The Independent newspaper published a story in 2015 recalling the accident, prompted by an accident at Alton Towers in which 16 people were injured, four seriously. Regarding the 1972 accident, Carolyn Adamczyk, a passenger on the ride during the accident, said: "As soon as we started shooting backwards everything went into slow motion... I turned around and saw the brake man desperately trying to put the brake on but it wasn’t working. Most of the carriages didn’t go around the bend, one detached and went off the side through a wooden hoarding. People were groaning and hanging over the edge. It was awful."

==Criminal trial==

Three men were charged with manslaughter and a committal hearing was started at Wandsworth Magistrates' Court on 26 February 1973. The court heard that, after a fire had damaged the ride in 1970, second-hand stock, more than fifty years old, had been bought to replace it. The dog brake on this train had not operated when the rope broke, allowing it to run backwards. The structure, including the pedestrian emergency walkway, was in a rotted and unsafe condition, so that one victim who survived the initial impact fell through the handrail to her death. A report on the roller coaster after the crash revealed 51 faults on the ride.

The manager of the ride and its inspecting engineer were committed for trial.

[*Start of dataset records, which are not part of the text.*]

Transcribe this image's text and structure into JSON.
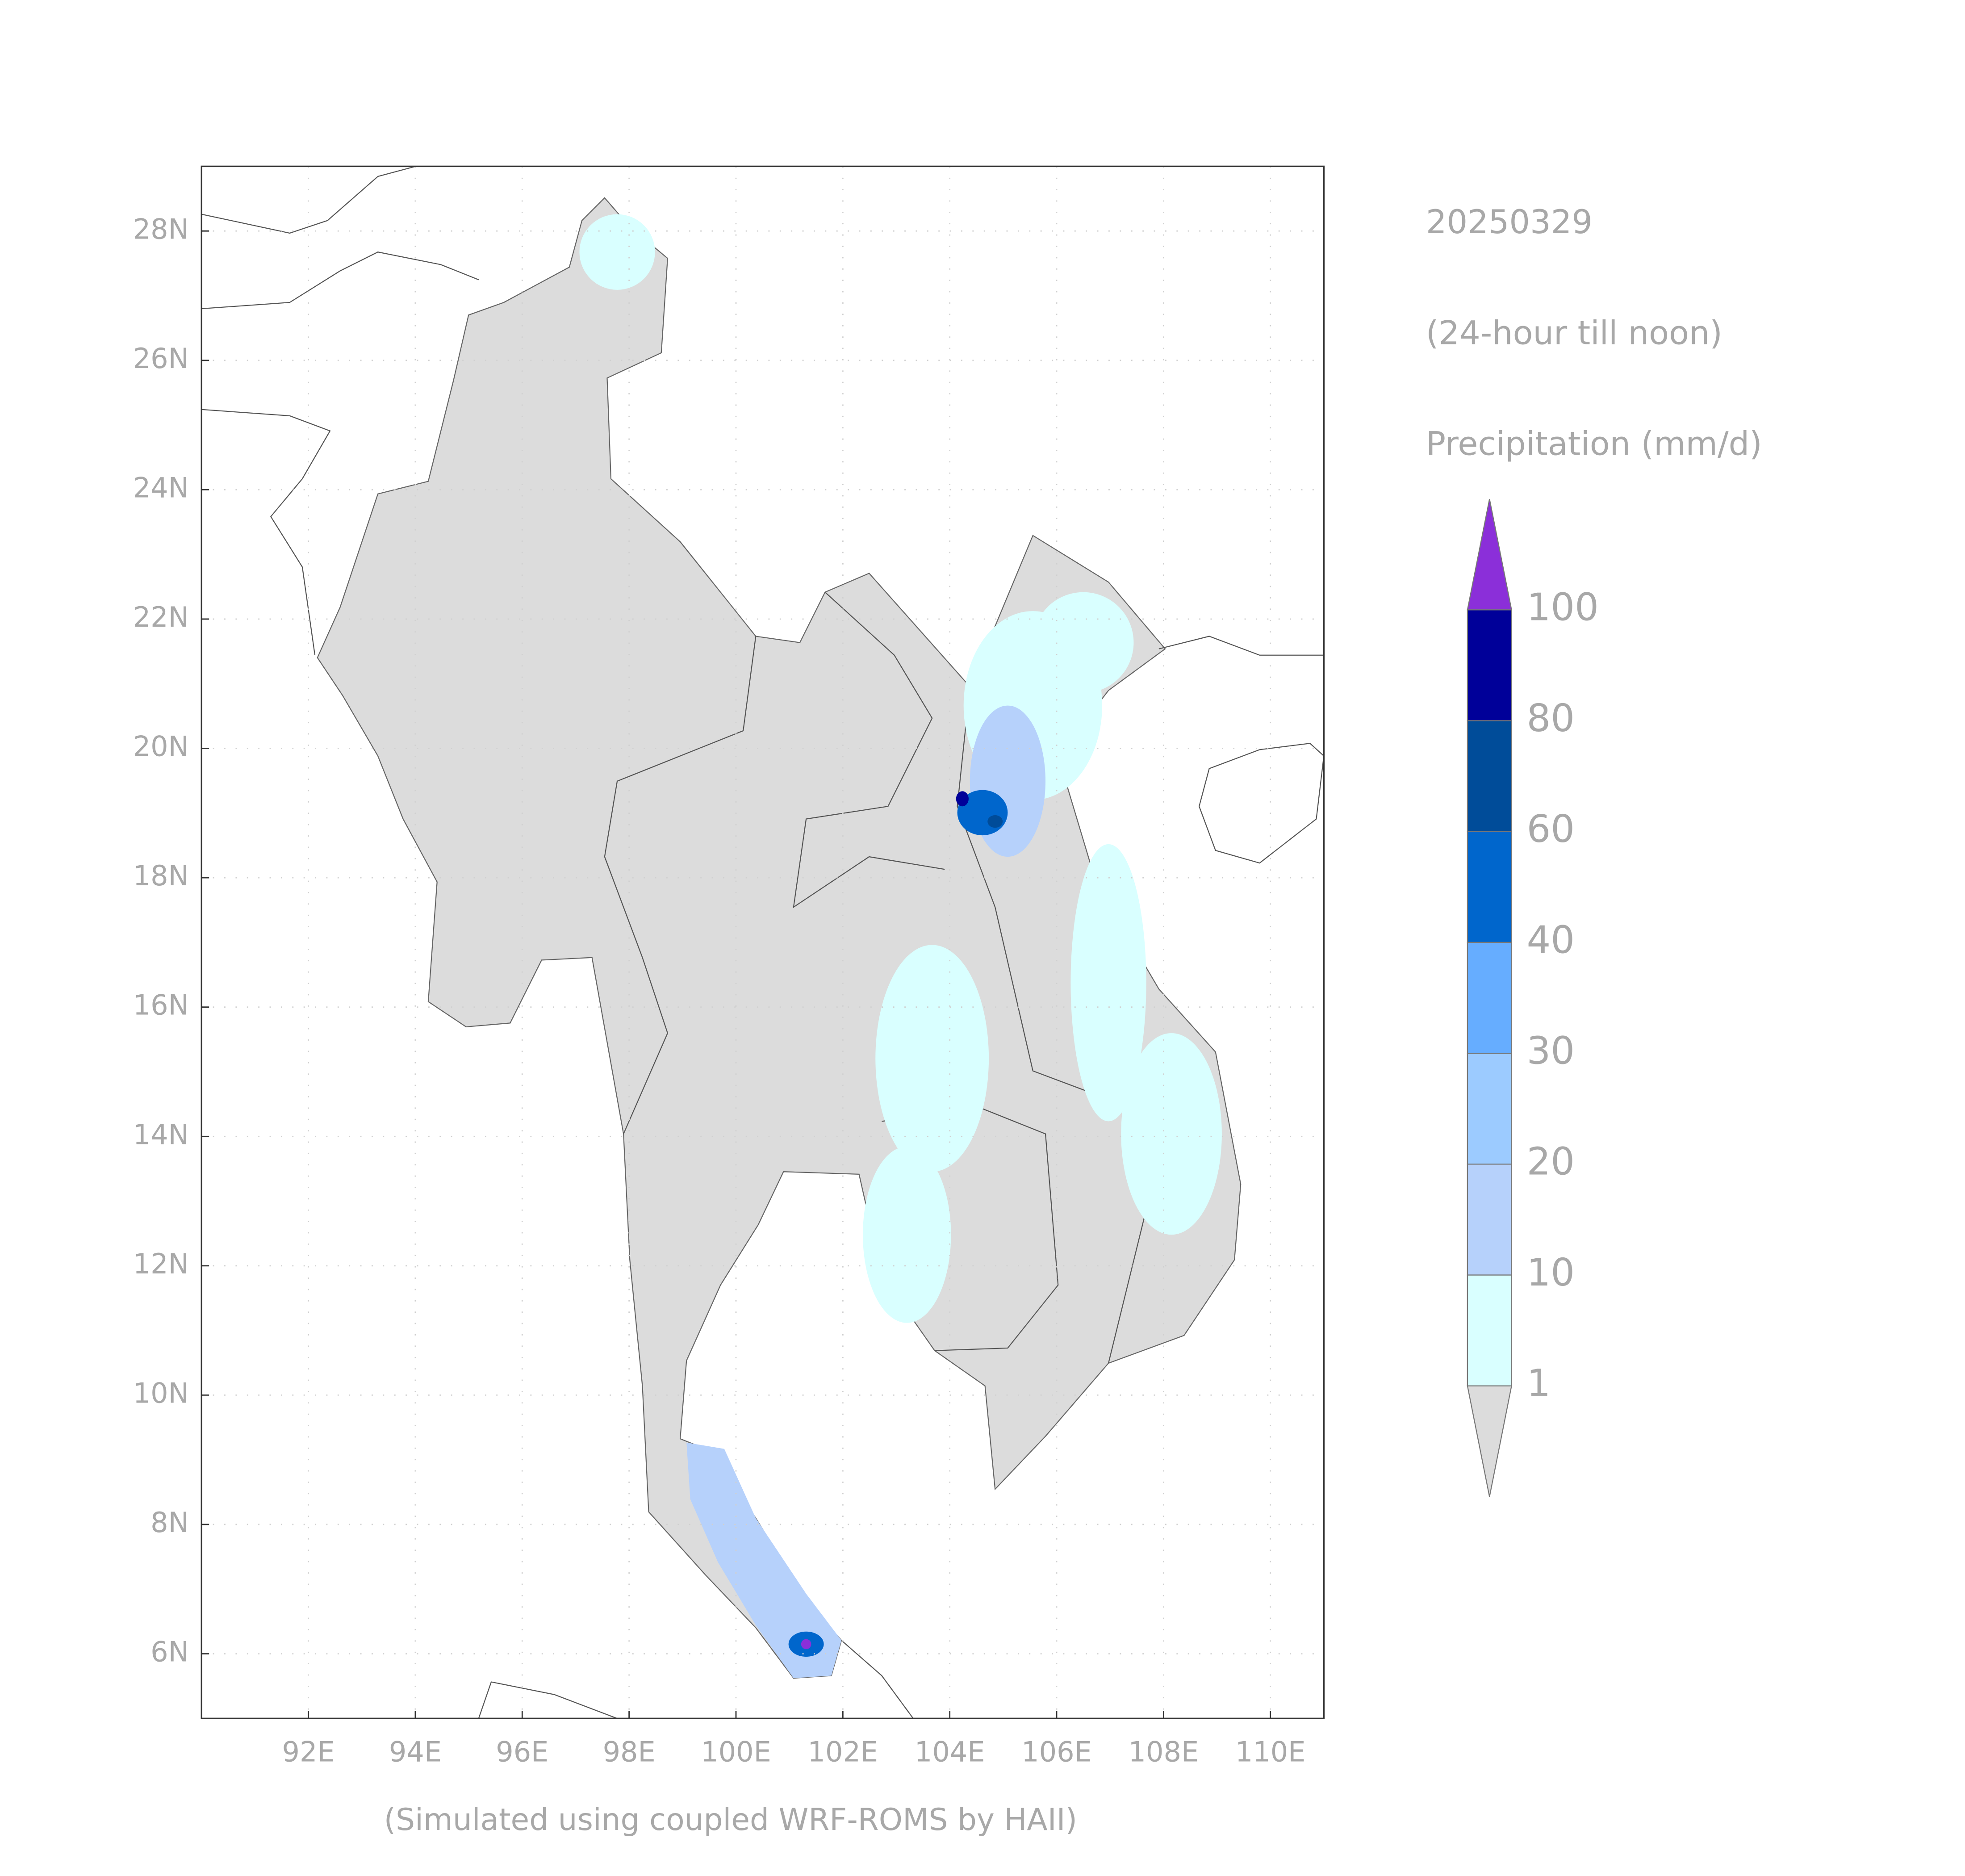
{
  "map": {
    "xlim": [
      90,
      111
    ],
    "ylim": [
      5,
      29
    ],
    "xticks": [
      {
        "value": 92,
        "label": "92E"
      },
      {
        "value": 94,
        "label": "94E"
      },
      {
        "value": 96,
        "label": "96E"
      },
      {
        "value": 98,
        "label": "98E"
      },
      {
        "value": 100,
        "label": "100E"
      },
      {
        "value": 102,
        "label": "102E"
      },
      {
        "value": 104,
        "label": "104E"
      },
      {
        "value": 106,
        "label": "106E"
      },
      {
        "value": 108,
        "label": "108E"
      },
      {
        "value": 110,
        "label": "110E"
      }
    ],
    "yticks": [
      {
        "value": 6,
        "label": "6N"
      },
      {
        "value": 8,
        "label": "8N"
      },
      {
        "value": 10,
        "label": "10N"
      },
      {
        "value": 12,
        "label": "12N"
      },
      {
        "value": 14,
        "label": "14N"
      },
      {
        "value": 16,
        "label": "16N"
      },
      {
        "value": 18,
        "label": "18N"
      },
      {
        "value": 20,
        "label": "20N"
      },
      {
        "value": 22,
        "label": "22N"
      },
      {
        "value": 24,
        "label": "24N"
      },
      {
        "value": 26,
        "label": "26N"
      },
      {
        "value": 28,
        "label": "28N"
      }
    ],
    "grid": true,
    "footer": "(Simulated using coupled WRF-ROMS by HAII)"
  },
  "legend": {
    "lines": [
      "20250329",
      "(24-hour till noon)",
      "Precipitation (mm/d)"
    ],
    "levels": [
      1,
      10,
      20,
      30,
      40,
      60,
      80,
      100
    ],
    "colors": [
      "#dcdcdc",
      "#d9ffff",
      "#b6d1fb",
      "#9ccbff",
      "#66adff",
      "#0066cc",
      "#004c99",
      "#000099",
      "#8b2fd9"
    ]
  }
}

A lengthy hearing at the Old Bailey included testimony that the Big Dipper had had mechanical problems during the weeks preceding the disaster, including another instance of a train running backwards and not being stopped by the brake, that managers were often drunk and teenaged staff used drugs, and that the brakeman on the accident run had been told to leave and had never been questioned by the police. On 20 November 1973 both the accused were acquitted. They were defended by George Carman and Lewis Hawser QC, respectively.

==Civil trial==
In 1975 Arun Thakur, a crash victim, sued the son of the owner in the High Court and was awarded £5,500 in damages.

==Funfair closure and memorial==
The Big Dipper was replaced with a modern steel roller coaster known as The Cyclone, but the funfair's popularity remained low. The accident along with development problems led to the fair's closure on 22 September 1974.

The site of the disaster is no longer accessible to the public. After a campaign by survivors for a memorial at the park, a cherry tree was planted there by the Mayor of Wandsworth on 30 May 2022, the 50th anniversary. An accompanying plaque commemorates the five children who died.